Hole-only, electron-only and double-carrier devices were fabricated on glass substrates with the respective device structures of Cr(1 nm)/Au(30 nm)/PEDOT:PSS(40 nm)/active layer/MoO₃(10 nm)/Al(100 nm), Al(30 nm)/active layer/Ba(5 nm)/Al(100 nm) and Cr(1 nm)/Au(30 nm)/PEDOT:PSS(40 nm)/active layer/Ba(5 nm)/Al(100 nm). The glass substrates were first cleaned by detergent solution and deionized water, followed by sonication in acetone and isopropyl alcohol. For hole-only and double-carrier devices, Cr and Au were thermally evaporated as the bottom electrode. These metallic electrode were used instead of indium-tin oxide (ITO) electrodes to reduce the effect of the electrode series resistance at high current densities. A hole-injection layer of PEDOT:PSS (VP Al4083, H.C. Starck) was applied by spin coating.

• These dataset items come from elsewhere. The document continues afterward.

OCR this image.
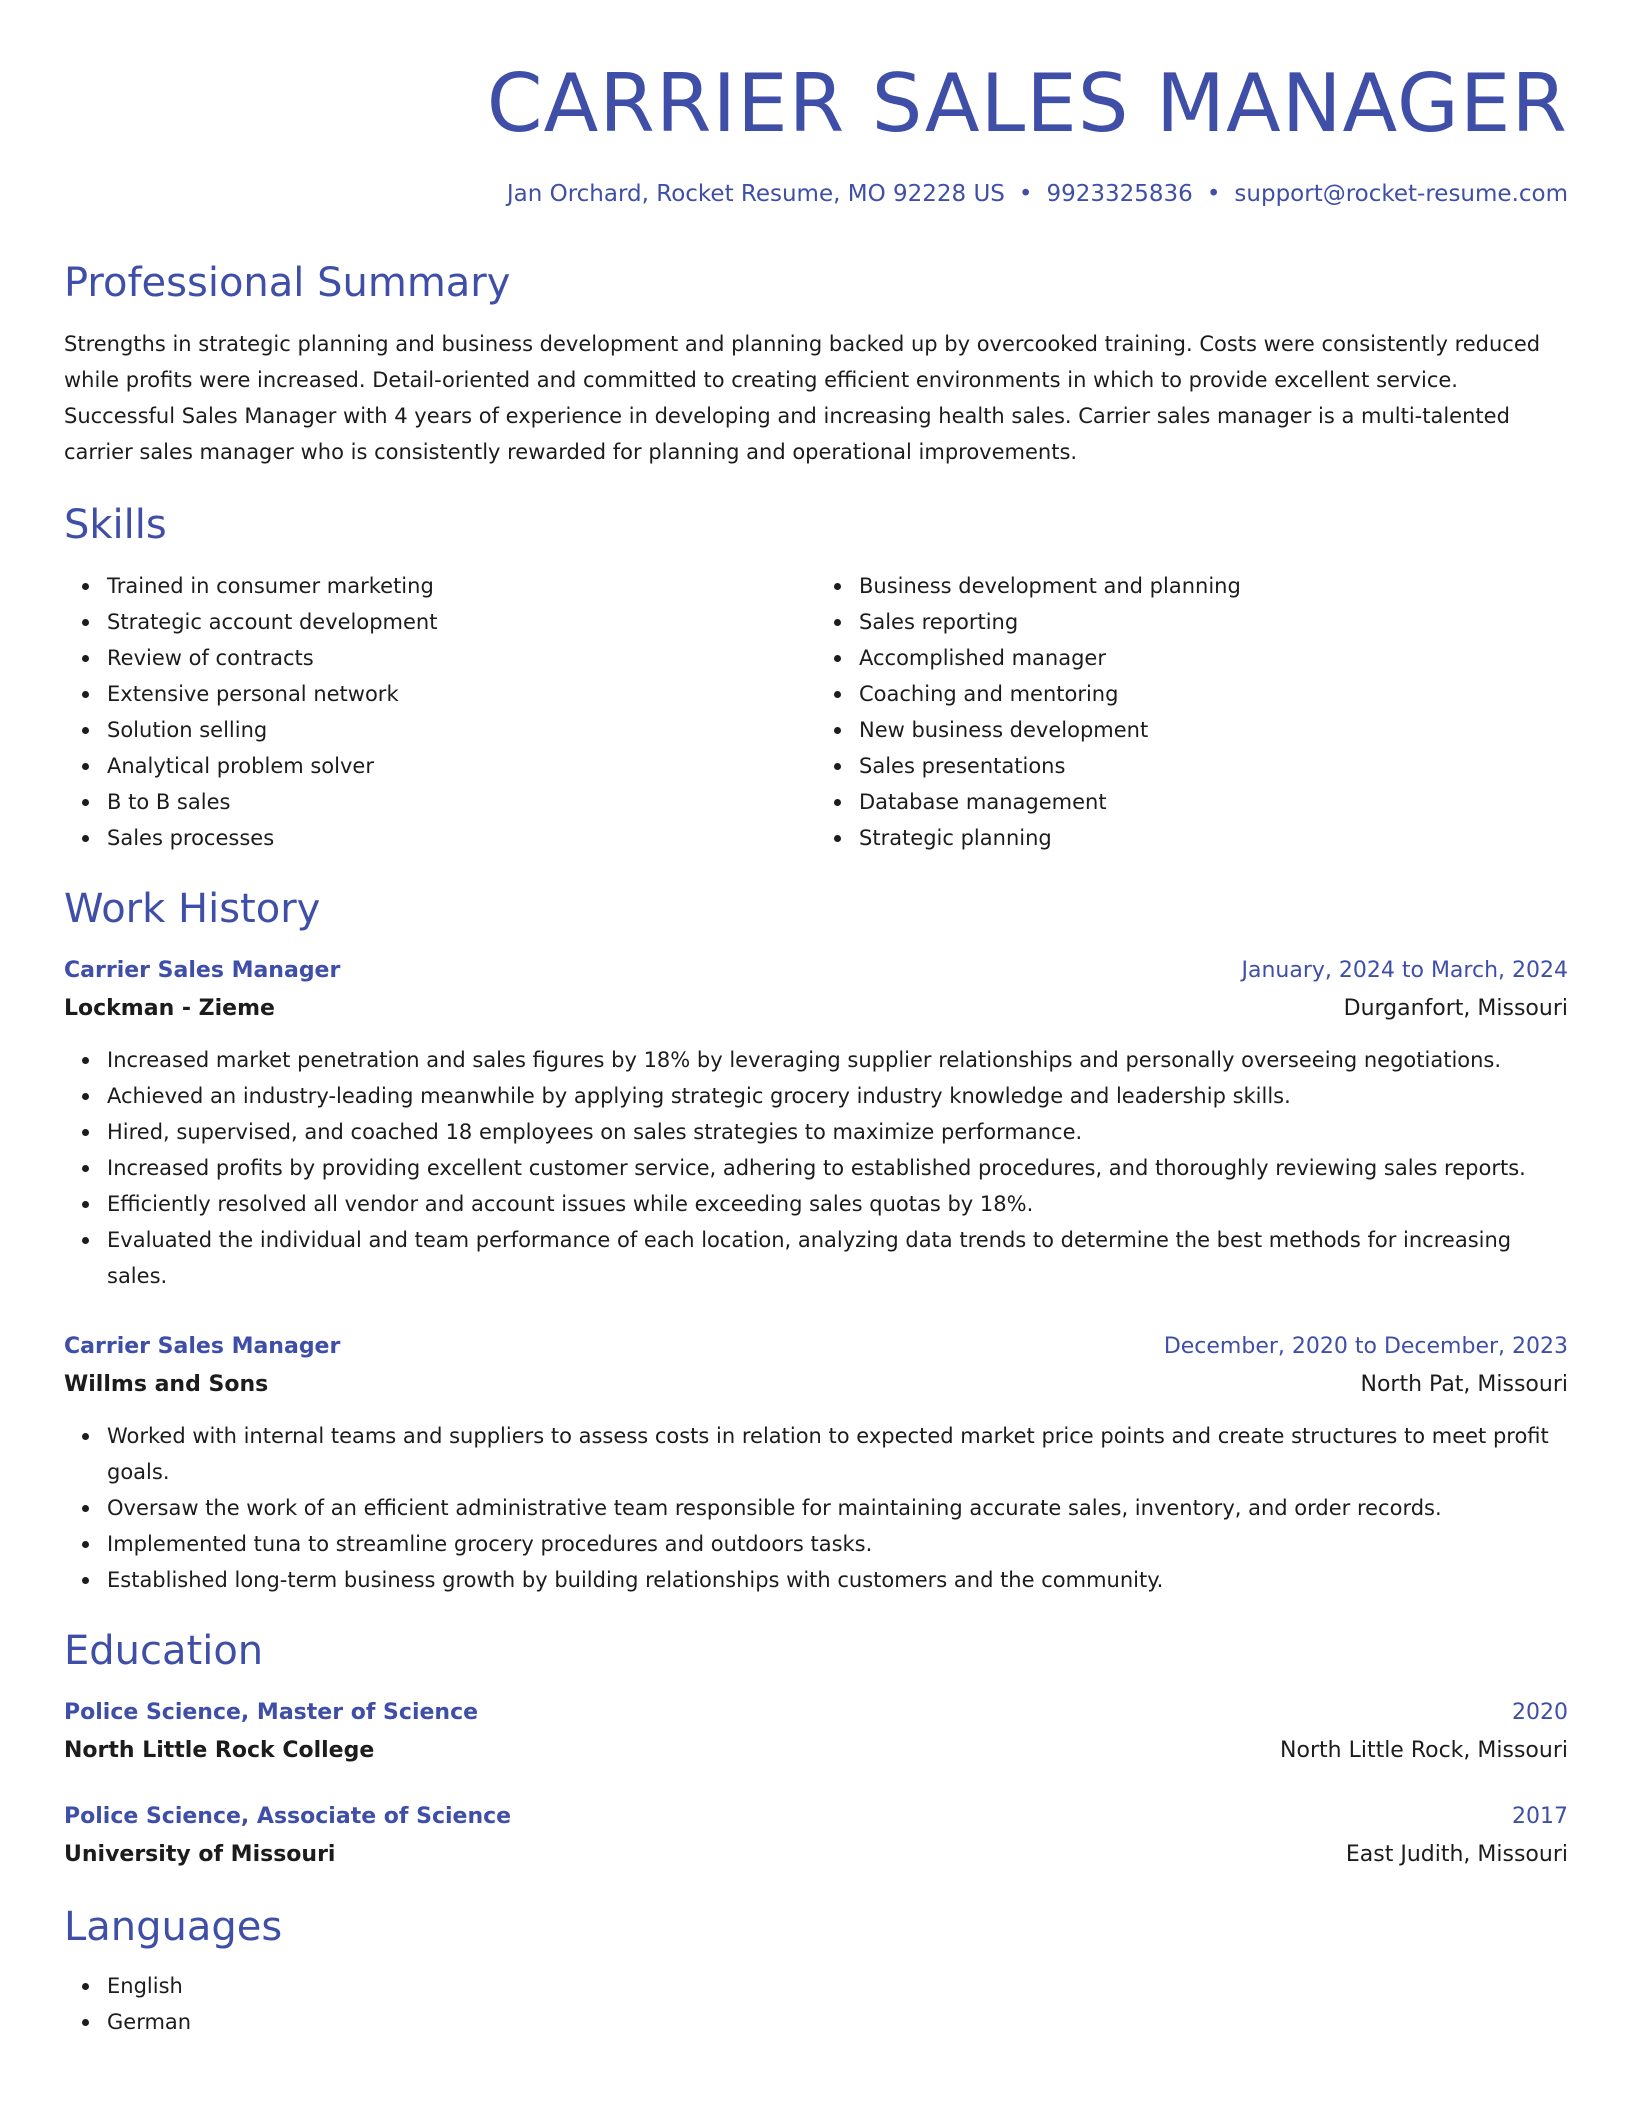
CARRIER SALES MANAGER
Jan Orchard, Rocket Resume, MO 92228 US • 9923325836 • support@rocket-resume.com
Professional Summary

Strengths in strategic planning and business development and planning backed up by overcooked training. Costs were consistently reduced while profits were increased. Detail-oriented and committed to creating efficient environments in which to provide excellent service. Successful Sales Manager with 4 years of experience in developing and increasing health sales. Carrier sales manager is a multi-talented carrier sales manager who is consistently rewarded for planning and operational improvements.

Skills
Trained in consumer marketing
Strategic account development
Review of contracts
Extensive personal network
Solution selling
Analytical problem solver
B to B sales
Sales processes
Business development and planning
Sales reporting
Accomplished manager
Coaching and mentoring
New business development
Sales presentations
Database management
Strategic planning
Work History
Carrier Sales Manager	January, 2024 to March, 2024
Lockman - Zieme	Durganfort, Missouri
Increased market penetration and sales figures by 18% by leveraging supplier relationships and personally overseeing negotiations.
Achieved an industry-leading meanwhile by applying strategic grocery industry knowledge and leadership skills.
Hired, supervised, and coached 18 employees on sales strategies to maximize performance.
Increased profits by providing excellent customer service, adhering to established procedures, and thoroughly reviewing sales reports.
Efficiently resolved all vendor and account issues while exceeding sales quotas by 18%.
Evaluated the individual and team performance of each location, analyzing data trends to determine the best methods for increasing sales.
Carrier Sales Manager	December, 2020 to December, 2023
Willms and Sons	North Pat, Missouri
Worked with internal teams and suppliers to assess costs in relation to expected market price points and create structures to meet profit goals.
Oversaw the work of an efficient administrative team responsible for maintaining accurate sales, inventory, and order records.
Implemented tuna to streamline grocery procedures and outdoors tasks.
Established long-term business growth by building relationships with customers and the community.
Education
Police Science, Master of Science	2020
North Little Rock College	North Little Rock, Missouri
Police Science, Associate of Science	2017
University of Missouri	East Judith, Missouri
Languages
English
German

For electron-only devices, 30 nm of Al was thermally evaporated as a bottom electrode. In all devices top electrodes were applied by thermal evaporation. For solar cells measured under illumination, the device structure was ITO/PEDOT:PSS/active layer/PDINO/Al (100 nm).

Measurements

All electrical measurements were carried out in a nitrogen-filled glovebox. Current–voltage measurements were performed with a Keithley 2400 source meter. Layer thicknesses were measured with a Bruker Dektak XT profilometer.